Working with survivors of sexual abuse and sexual violence seemed a natural step for me as a rape survivor myself perhaps embodying Husserl’s ‘wounded healer’. It can be slow work, there is no one size fits all, and it is an absolute privilege to work with these amazing people.
I'm in awe of any client who walks through my door. I am, however, intrigued by their desire to be fixed. Often, they'll state how their feelings shouldn’t be like this or they should feel better now. Much of the work we do together is learning however they feel or react or even cope with what they've been through is allowed. There's no right or wrong way to manage trauma, nor is there a time limit on the after effects.
The therapeutic relationship can often be impacted with outside forces which survivors can take as being how they should behave. Such forces can include the media’s view of sexual abuse and sexual violence, culture, faith, gender, sexuality, socio-economic class and so on. I must be mindful of what is happening in the client’s world and how that might differ from mine to ensure I don’t inadvertently create an unequal power dynamic which could be extremely damaging to the client.
Trust is an integral part of this work, and I must work hard to earn the client’s trust and not just expect it because I’m a counsellor. Part of this is being aware that this survivor group will find many ingenious ways to manage the pain of such trauma – it's not my right to judge how they do that but to acknowledge they're managing and to provide space for them to explore each coping strategy and what it provides for them.

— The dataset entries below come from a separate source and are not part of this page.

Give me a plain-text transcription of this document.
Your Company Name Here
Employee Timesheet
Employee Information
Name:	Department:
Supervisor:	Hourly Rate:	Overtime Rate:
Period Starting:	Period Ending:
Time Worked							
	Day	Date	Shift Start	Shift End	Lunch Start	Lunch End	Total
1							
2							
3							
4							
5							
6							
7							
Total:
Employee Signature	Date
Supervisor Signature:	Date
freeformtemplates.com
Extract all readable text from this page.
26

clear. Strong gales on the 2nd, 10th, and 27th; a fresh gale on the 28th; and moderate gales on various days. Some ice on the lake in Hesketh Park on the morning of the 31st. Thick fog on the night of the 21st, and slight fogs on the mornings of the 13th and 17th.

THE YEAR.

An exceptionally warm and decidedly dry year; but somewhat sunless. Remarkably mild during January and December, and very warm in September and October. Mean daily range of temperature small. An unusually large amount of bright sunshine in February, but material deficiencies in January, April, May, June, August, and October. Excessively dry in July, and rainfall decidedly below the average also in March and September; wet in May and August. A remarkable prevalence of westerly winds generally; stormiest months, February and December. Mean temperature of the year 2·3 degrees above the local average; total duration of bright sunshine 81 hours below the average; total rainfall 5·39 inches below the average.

The client is the expert in this working relationship; thus, I'll ensure they have control over what they share or don’t share. As time goes on, I discover if they have any interests or things, they like talking about so we can speak about these subjects when focusing on the trauma becomes overwhelming. I've had to become au fait with many different subjects so I can be with the client in their avoidance of the difficult place they're heading to. It isn’t about reaching the point where the client tells all, for me it’s about sitting with another human when they're rendered speechless by their feelings or their horror at what happened. By being there, demonstrating I'm not frightened by what they experienced or how they react shows they're not broken nor do they need fixing, they just need to be seen and if they want it - heard.
There are so many myths surrounding these areas that by working with this client base I believe together we're breaking some of them down. By empowering a client within the therapeutic relationship this could provide them with the possibility of going out into the wider world and being themselves not what happened to them.
As this is Sexual Abuse and Sexual Violence Awareness Week, perhaps take some time to reflect how you feel about this subject and how you work with such clients. And maybe don’t limit it to just a week?